Gift Guide

Rep Houston This Holiday With These Home-Grown Gifts

Houston-themed merchandise is in.

Photography by Audra Oden By Katharine Shilcutt November 30, 2014 Published in the December 2014 issue of Houstonia Magazine

A decade ago, Leila Peraza moved to London, having decided that she needed an ocean’s worth of distance between herself and her hometown of Houston, where she’d graduated from Alief Taylor High School and promptly spun away like so many others before her. She never expected that, after running out of money in pricey London, she’d be back six years later, nor that she’d meet her husband here—a Colombian expat who moved here along with his parents—nor run a popular Montrose boutique with him, nor live with their two kids in Katy, nor find herself in love with a city she once couldn’t stand. And Peraza really never expected to sell Houston-themed merchandise at her boutique, merchandise that now sells out as quickly as she can stock it. 

The 28-year-old opened Space Montrose with her husband Carlos four years ago, but it wasn’t until two years later that sales of Houston-themed merchandise—mostly T-shirts and posters—began to really take off. “We live in Houston and love our city, but weren’t sure how much people who live here would want to have Houston stuff hanging on their walls at home,” says Leila, during a rare quiet moment inside her busy boutique, which also sells plenty of non-Houston-themed merchandise too, from greeting cards to handmade soaps. “We figured, let’s see if other people like it too.”

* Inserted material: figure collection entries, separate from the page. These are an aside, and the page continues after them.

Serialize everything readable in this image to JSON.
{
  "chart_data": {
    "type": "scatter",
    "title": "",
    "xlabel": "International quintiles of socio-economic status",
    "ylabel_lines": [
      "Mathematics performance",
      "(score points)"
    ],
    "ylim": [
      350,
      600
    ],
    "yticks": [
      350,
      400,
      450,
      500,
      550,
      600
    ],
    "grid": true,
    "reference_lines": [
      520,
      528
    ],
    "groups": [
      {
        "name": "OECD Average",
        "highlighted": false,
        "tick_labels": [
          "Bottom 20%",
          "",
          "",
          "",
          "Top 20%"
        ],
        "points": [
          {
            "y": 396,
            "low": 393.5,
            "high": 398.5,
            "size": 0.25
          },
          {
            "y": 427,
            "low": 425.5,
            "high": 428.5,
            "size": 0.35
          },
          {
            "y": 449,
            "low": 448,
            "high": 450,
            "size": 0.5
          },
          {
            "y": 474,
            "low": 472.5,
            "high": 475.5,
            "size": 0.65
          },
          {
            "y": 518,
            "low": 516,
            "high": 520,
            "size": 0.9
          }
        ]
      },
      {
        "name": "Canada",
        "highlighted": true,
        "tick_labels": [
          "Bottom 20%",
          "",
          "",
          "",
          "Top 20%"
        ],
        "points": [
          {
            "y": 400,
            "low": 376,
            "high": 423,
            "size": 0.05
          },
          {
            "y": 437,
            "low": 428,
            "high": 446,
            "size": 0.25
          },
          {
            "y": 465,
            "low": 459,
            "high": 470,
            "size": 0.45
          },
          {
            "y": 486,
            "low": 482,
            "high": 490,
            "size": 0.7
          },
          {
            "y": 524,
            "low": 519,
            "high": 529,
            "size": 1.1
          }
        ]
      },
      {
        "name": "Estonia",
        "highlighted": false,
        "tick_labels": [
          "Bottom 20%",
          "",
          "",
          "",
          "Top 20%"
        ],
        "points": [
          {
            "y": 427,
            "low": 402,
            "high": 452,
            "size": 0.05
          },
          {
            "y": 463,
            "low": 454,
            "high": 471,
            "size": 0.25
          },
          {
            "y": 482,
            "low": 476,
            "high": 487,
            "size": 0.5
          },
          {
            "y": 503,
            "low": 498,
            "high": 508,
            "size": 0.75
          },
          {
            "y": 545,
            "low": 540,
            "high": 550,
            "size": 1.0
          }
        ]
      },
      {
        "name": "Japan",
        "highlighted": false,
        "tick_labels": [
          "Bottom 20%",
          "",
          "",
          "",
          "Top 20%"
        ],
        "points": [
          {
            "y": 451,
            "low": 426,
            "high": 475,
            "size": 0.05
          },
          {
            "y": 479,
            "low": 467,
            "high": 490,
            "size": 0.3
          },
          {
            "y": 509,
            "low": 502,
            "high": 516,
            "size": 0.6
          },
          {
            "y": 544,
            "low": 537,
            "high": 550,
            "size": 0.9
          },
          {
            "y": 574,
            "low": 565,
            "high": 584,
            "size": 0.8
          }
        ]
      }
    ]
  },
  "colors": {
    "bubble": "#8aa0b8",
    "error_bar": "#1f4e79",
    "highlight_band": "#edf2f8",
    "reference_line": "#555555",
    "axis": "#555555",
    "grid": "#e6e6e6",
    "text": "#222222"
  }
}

They did, and soon Space became the place for designers—local and national alike—to sell Houston-branded wares. These days, you can find everything from belt buckles that look like local postcards to coasters sporting photos of landmarks, to triptych prints of the downtown skyline on canvas, to infant T-shirts that read “I [Picture of a Stroller] Houston.” Point being: there’s never been a cooler time to wear your Houston pride on your sleeve. Or your finger. Or your head. Or your wall.

“People are just starting to really love their city,” says Peraza, with the breathless excitement of someone who’s still a bit astonished by it herself. “They’re realizing that Houston is actually great, and they don’t have to move away to places like Austin.” 

“Houston has changed so much,” agrees Jaime Loera, one half of the designer duo Joey & Jaime, known for its “Houston Dome Right” and H-Town eye chart T-shirts. “We wanted to be part of that change and that growth.” The pair’s shirts, available only since January, have already made their way into boutiques all over the city. Neither Loera nor Joey Garza, his 29-year-old business partner and a pharmacist by day, is a native Houstonian. Both were born and raised in Kingsville; Garza moved to the Bayou City eight years ago, Loera seven.

“It took living here for me to know how awesome Houston is,” says 31-year-old Loera, who’s a hiring manager when he’s not designing T-shirts. Interestingly, he traces the groundswell of Houston pride not to locals but newcomers, the 70,000-plus folks who’ve moved here in just the past two years. “People want to be proud of something, connected to something. And they want something to show off to their friends, something that shows off our city.”

But natives too enjoy wearing statement pieces like the “Come and Take It” shirt featuring the Astrodome, or the somewhat cryptic Loop 610 shirt—both by Houstorian director, blogger, and T-shirt designer James Glassman (see above). 

“It’s a great secret handshake look between the wearer and the spotter,” says Glassman,a self-described “Houston history advocate” who began selling city-themed T-shirts in the summer of 2013 and has high aspirations for his designs. “Civic pride is driving plenty of sales,” he says, “but I’m hoping for nothing less than changing the way Houstonians view themselves and their home.”

Meanwhile, in a city with a sudden, insatiable desire to express its pride, the amount and variety of Houston merch is growing by the day. Suddenly, it seems like everyone from newbies to veterans to Leila and Carlos Peraza can’t help loving what they formerly didn’t—the murky bayous, the tangled freeways, the laid-back attitude. “Both of us were always ready to go somewhere else,” Leila says. “But now, I love it here. I really do love this city.”